This family is of Huguenot origin; its founder came to England from Lunel, near Montpellier, in 1685. Success in business led to its establishment at Forest House, on the outskirts of Epping Forest. Its connection with the Welsh border dates from the purchase by SAMUEL BOSANQUET (1744 - 1806), governor of the Bank of England, in 1801 of Dingestow Court, near Monmouth.

His son, SAMUEL (1768 - 1843), made the court his chief seat and was sheriff of Monmouthshire in 1814. The grandson SAMUEL RICHARD BOSANQUET (1800 - 1882) gave a long life to the service of the county, in which he became chairman of quarter sessions. Meanwhile, the link with Wales was drawn closer by the acquisition of valuable Welsh manuscripts, among them an early Welsh version of Geoffrey of Monmouth, which was edited by Professor Henry Lewis in 1942 under the title Brut Dingestow. The collection had been originally formed by Sir JOHN BERNARD BOSANQUET (1773 - 1847), judge and man of letters, but passed to his nephew; it was acquired in 1916 by the N.L.W.

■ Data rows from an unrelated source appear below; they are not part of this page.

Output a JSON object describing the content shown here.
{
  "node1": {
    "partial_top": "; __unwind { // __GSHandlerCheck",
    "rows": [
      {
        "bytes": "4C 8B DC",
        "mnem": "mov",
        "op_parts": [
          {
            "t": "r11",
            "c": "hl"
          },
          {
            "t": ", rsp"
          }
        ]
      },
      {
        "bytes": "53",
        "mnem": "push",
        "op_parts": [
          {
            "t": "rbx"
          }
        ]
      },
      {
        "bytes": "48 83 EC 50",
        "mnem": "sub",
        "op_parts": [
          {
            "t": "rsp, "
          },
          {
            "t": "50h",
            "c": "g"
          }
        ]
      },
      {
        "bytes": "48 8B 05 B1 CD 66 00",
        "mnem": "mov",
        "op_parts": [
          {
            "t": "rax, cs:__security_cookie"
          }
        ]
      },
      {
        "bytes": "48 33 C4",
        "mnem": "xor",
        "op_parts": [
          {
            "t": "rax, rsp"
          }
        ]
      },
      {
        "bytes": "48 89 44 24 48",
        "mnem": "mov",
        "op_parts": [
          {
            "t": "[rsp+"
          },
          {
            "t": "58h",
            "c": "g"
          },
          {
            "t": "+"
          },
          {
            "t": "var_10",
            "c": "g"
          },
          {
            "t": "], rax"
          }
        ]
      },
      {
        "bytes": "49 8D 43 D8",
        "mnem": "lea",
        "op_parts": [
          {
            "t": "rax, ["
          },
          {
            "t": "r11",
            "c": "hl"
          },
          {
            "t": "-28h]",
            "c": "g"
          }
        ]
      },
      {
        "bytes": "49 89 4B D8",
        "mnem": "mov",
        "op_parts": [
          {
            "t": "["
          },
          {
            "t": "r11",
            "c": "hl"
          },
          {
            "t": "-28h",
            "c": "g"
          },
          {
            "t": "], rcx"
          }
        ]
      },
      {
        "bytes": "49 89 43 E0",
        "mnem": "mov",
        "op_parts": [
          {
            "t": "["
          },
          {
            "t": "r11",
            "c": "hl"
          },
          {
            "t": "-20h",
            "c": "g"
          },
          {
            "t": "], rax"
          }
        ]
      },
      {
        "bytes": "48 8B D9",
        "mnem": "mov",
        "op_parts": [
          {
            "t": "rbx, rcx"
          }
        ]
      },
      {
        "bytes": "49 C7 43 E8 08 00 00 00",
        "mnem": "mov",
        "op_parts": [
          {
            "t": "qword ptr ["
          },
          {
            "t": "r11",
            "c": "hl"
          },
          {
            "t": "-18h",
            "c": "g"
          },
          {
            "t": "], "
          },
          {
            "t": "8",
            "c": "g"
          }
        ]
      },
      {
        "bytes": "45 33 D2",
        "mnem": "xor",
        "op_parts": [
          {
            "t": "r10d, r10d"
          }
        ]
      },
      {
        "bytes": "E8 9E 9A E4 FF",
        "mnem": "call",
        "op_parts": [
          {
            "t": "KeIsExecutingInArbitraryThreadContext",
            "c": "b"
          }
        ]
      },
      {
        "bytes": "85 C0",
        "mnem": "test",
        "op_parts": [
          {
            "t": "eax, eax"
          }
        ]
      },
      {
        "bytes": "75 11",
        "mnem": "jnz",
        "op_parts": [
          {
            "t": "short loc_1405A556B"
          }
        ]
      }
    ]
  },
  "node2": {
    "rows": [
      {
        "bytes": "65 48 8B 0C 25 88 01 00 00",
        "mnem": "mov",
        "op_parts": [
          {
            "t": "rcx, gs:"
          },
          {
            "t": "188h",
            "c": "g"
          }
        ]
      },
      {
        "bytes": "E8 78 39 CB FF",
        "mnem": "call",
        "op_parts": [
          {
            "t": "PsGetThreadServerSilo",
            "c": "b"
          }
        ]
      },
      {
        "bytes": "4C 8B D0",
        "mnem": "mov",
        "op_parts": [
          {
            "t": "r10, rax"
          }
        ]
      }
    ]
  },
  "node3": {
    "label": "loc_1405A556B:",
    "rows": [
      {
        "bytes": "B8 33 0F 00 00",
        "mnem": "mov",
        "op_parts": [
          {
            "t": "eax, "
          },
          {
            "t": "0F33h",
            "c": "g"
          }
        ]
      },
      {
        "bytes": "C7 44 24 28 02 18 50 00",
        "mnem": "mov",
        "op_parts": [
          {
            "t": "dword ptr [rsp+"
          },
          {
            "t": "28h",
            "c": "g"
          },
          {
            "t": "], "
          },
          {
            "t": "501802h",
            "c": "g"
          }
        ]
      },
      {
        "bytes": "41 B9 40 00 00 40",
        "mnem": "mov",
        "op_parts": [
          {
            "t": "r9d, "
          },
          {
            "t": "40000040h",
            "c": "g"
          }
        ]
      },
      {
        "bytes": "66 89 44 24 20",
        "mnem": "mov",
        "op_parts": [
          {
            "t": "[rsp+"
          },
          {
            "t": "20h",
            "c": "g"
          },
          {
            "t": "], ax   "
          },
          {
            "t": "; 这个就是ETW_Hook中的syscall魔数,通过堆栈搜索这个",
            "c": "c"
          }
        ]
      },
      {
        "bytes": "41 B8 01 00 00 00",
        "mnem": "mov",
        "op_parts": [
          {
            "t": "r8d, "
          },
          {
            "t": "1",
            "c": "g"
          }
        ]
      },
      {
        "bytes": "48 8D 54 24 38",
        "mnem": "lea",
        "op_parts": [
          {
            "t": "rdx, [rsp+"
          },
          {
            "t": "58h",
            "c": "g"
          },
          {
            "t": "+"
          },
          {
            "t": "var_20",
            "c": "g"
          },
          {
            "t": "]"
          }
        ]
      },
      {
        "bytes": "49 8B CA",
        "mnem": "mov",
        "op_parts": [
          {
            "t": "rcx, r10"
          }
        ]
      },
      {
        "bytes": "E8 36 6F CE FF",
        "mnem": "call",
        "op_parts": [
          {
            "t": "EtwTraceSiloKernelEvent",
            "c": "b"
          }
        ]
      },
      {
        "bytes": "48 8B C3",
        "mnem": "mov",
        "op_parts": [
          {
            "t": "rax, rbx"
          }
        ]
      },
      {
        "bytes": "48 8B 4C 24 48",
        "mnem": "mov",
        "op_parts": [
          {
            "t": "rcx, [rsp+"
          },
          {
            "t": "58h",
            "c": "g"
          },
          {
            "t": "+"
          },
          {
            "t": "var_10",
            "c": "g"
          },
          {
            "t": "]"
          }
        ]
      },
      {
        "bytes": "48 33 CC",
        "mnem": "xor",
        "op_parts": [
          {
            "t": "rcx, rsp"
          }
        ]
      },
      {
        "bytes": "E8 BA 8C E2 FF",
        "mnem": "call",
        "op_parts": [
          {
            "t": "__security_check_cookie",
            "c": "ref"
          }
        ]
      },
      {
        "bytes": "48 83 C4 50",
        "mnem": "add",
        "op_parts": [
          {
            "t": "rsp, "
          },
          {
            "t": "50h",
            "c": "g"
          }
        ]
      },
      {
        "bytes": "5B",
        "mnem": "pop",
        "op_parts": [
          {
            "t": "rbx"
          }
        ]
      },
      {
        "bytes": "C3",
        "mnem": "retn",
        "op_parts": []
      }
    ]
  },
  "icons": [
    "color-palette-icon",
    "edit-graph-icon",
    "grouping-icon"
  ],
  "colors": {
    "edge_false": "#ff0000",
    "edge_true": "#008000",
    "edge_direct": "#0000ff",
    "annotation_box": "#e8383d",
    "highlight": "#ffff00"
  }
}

One of the sons of S. R. Bosanquet (1800 - 1882) was Sir FREDERICK ALBERT BOSANQUET (1837 - 1923), judge of the Central Criminal Court from 1917. A member of the Northumbrian branch of the family, which is seated at Rock, near Alnwick, viz. ROBERT CARR BOSANQUET (1871 - 1925), was a distinguished archaeologist and in that capacity was appointed in 1908 a member of the Royal Commission on Ancient Monuments in Wales; he served upon this body until his death and contributed many notices of Roman sites to the inventories which it issued.